The finding the global minimum of the loss-function rapidly becomes harder with the number of parameters to be estimated, since the number of local minima increases, and the rate of conversion generally decreases. Although no theoretical limitations apply to the maximum group size, this principle poses a soft ceiling. Generally, the worse is the best fit, the more rugged is the surface of the loss-function, the more local minima exist and the harder it becomes to find the global one. If you think you found a global minimum, you might try to restart from there to check that the parameters don't move again.
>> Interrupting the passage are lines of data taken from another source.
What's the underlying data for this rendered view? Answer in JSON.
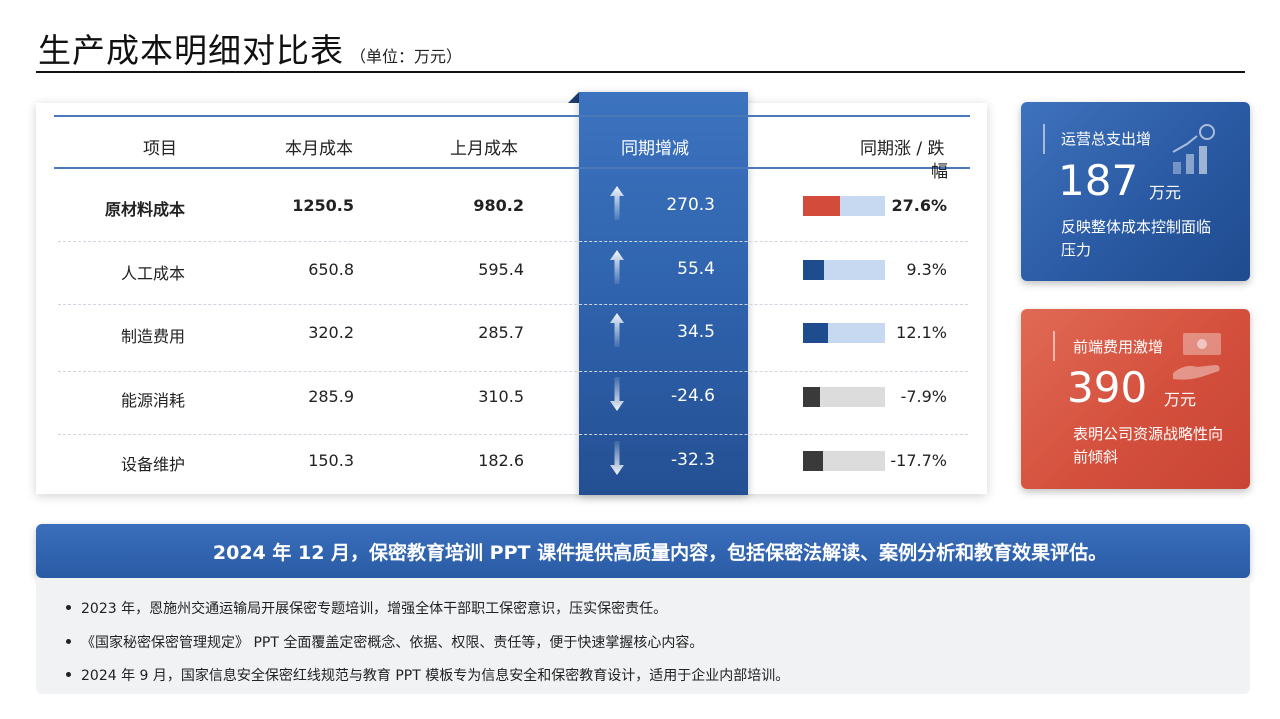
{
  "header": {
    "title": "生产成本明细对比表",
    "unit": "（单位：万元）"
  },
  "table": {
    "columns": [
      "项目",
      "本月成本",
      "上月成本",
      "同期增减",
      "同期涨 / 跌",
      "幅"
    ],
    "rows": [
      {
        "item": "原材料成本",
        "current": "1250.5",
        "previous": "980.2",
        "change": "270.3",
        "direction": "up",
        "percent": "27.6%",
        "fill_fraction": 0.45,
        "bar_color": "#d24b3b",
        "track_color": "#c6d9f1",
        "bold": true
      },
      {
        "item": "人工成本",
        "current": "650.8",
        "previous": "595.4",
        "change": "55.4",
        "direction": "up",
        "percent": "9.3%",
        "fill_fraction": 0.25,
        "bar_color": "#1f4b8f",
        "track_color": "#c6d9f1",
        "bold": false
      },
      {
        "item": "制造费用",
        "current": "320.2",
        "previous": "285.7",
        "change": "34.5",
        "direction": "up",
        "percent": "12.1%",
        "fill_fraction": 0.31,
        "bar_color": "#1f4b8f",
        "track_color": "#c6d9f1",
        "bold": false
      },
      {
        "item": "能源消耗",
        "current": "285.9",
        "previous": "310.5",
        "change": "-24.6",
        "direction": "down",
        "percent": "-7.9%",
        "fill_fraction": 0.21,
        "bar_color": "#3a3a3a",
        "track_color": "#dcdcdc",
        "bold": false
      },
      {
        "item": "设备维护",
        "current": "150.3",
        "previous": "182.6",
        "change": "-32.3",
        "direction": "down",
        "percent": "-17.7%",
        "fill_fraction": 0.24,
        "bar_color": "#3a3a3a",
        "track_color": "#dcdcdc",
        "bold": false
      }
    ]
  },
  "cards": {
    "blue": {
      "label": "运营总支出增",
      "value": "187",
      "unit": "万元",
      "desc": "反映整体成本控制面临压力",
      "icon": "growth-chart-icon"
    },
    "red": {
      "label": "前端费用激增",
      "value": "390",
      "unit": "万元",
      "desc": "表明公司资源战略性向前倾斜",
      "icon": "money-hand-icon"
    }
  },
  "banner": {
    "text": "2024 年 12 月，保密教育培训 PPT 课件提供高质量内容，包括保密法解读、案例分析和教育效果评估。"
  },
  "notes": [
    "2023 年，恩施州交通运输局开展保密专题培训，增强全体干部职工保密意识，压实保密责任。",
    "《国家秘密保密管理规定》 PPT 全面覆盖定密概念、依据、权限、责任等，便于快速掌握核心内容。",
    "2024 年 9 月，国家信息安全保密红线规范与教育 PPT 模板专为信息安全和保密教育设计，适用于企业内部培训。"
  ]
}
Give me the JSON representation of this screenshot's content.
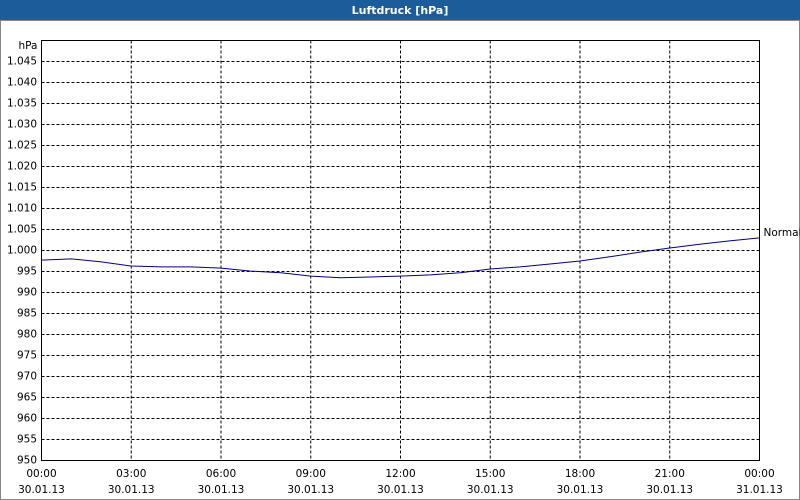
{
  "chart_data": {
    "type": "line",
    "title": "Luftdruck [hPa]",
    "ylabel": "hPa",
    "x": [
      0,
      1,
      2,
      3,
      4,
      5,
      6,
      7,
      8,
      9,
      10,
      11,
      12,
      13,
      14,
      15,
      16,
      17,
      18,
      19,
      20,
      21,
      22,
      23,
      24
    ],
    "series": [
      {
        "name": "Normal",
        "color": "#000080",
        "values": [
          997.7,
          998.0,
          997.3,
          996.3,
          996.1,
          996.1,
          995.8,
          995.1,
          994.7,
          993.9,
          993.5,
          993.7,
          993.9,
          994.2,
          994.7,
          995.6,
          996.1,
          996.8,
          997.5,
          998.5,
          999.6,
          1000.6,
          1001.5,
          1002.3,
          1003.0
        ]
      }
    ],
    "xlim": [
      0,
      24
    ],
    "xticks": [
      {
        "value": 0,
        "label": "00:00",
        "sublabel": "30.01.13"
      },
      {
        "value": 3,
        "label": "03:00",
        "sublabel": "30.01.13"
      },
      {
        "value": 6,
        "label": "06:00",
        "sublabel": "30.01.13"
      },
      {
        "value": 9,
        "label": "09:00",
        "sublabel": "30.01.13"
      },
      {
        "value": 12,
        "label": "12:00",
        "sublabel": "30.01.13"
      },
      {
        "value": 15,
        "label": "15:00",
        "sublabel": "30.01.13"
      },
      {
        "value": 18,
        "label": "18:00",
        "sublabel": "30.01.13"
      },
      {
        "value": 21,
        "label": "21:00",
        "sublabel": "30.01.13"
      },
      {
        "value": 24,
        "label": "00:00",
        "sublabel": "31.01.13"
      }
    ],
    "ylim": [
      950,
      1050
    ],
    "yticks": [
      950,
      955,
      960,
      965,
      970,
      975,
      980,
      985,
      990,
      995,
      {
        "value": 1000,
        "label": "1.000"
      },
      {
        "value": 1005,
        "label": "1.005"
      },
      {
        "value": 1010,
        "label": "1.010"
      },
      {
        "value": 1015,
        "label": "1.015"
      },
      {
        "value": 1020,
        "label": "1.020"
      },
      {
        "value": 1025,
        "label": "1.025"
      },
      {
        "value": 1030,
        "label": "1.030"
      },
      {
        "value": 1035,
        "label": "1.035"
      },
      {
        "value": 1040,
        "label": "1.040"
      },
      {
        "value": 1045,
        "label": "1.045"
      }
    ],
    "grid": true
  }
}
This restart restores the size of the simplex, which generally shrinks during estimation, increasing the probability to arrive at a local minimum that is not global. (A simplex is a set of parameter-sets with a number of elements that is one more than the number of free parameters. One of the elements in the set is the specified initial parameter set, the seed, the others are generated automatically in its "neighbourhood". The simplex method tries to replace the worst parameter set by one that is better than the best one, i.e. gives a smaller value of the loss-function.) This is one of the reasons why a series of short runs with continuation, using estim_options('pars_init_method', 1); in the run-file (see below), is to be preferred above a single long run. We suggest to use estim_options('max_step_number',500);. With key `arrow-up' you can go back to your previous Matlab-command; pressing key `enter' you continue estimation. So it takes just two key-hits to continue estimation. Sometimes a small simplex size is required to reach the global minimum (e.g. to squeeze through the "key-hole"), motivating a larger maximum step number in the direct neighborhood of that minimum.

The MRE's and SMSE's of the species in the group must be higher than for each species separately, since fewer free parameters are used, giving further constraints on their values. The general idea of a successful multi-species estimation is that the decrease in number of estimated parameters more than compensates the decrease in goodness of fit, with the hope that the parameter values increase in realism (especially relevant for poorly-determined parameters).

Although multi-species parameter estimation can be scientifically important, the AmP data base has presently no system to accommodate the cross-linking between different entries. This means only results from single-species estimation can be submitted for publication in the AmP data base, since we want to maximize clarity about the step from data to parameter values.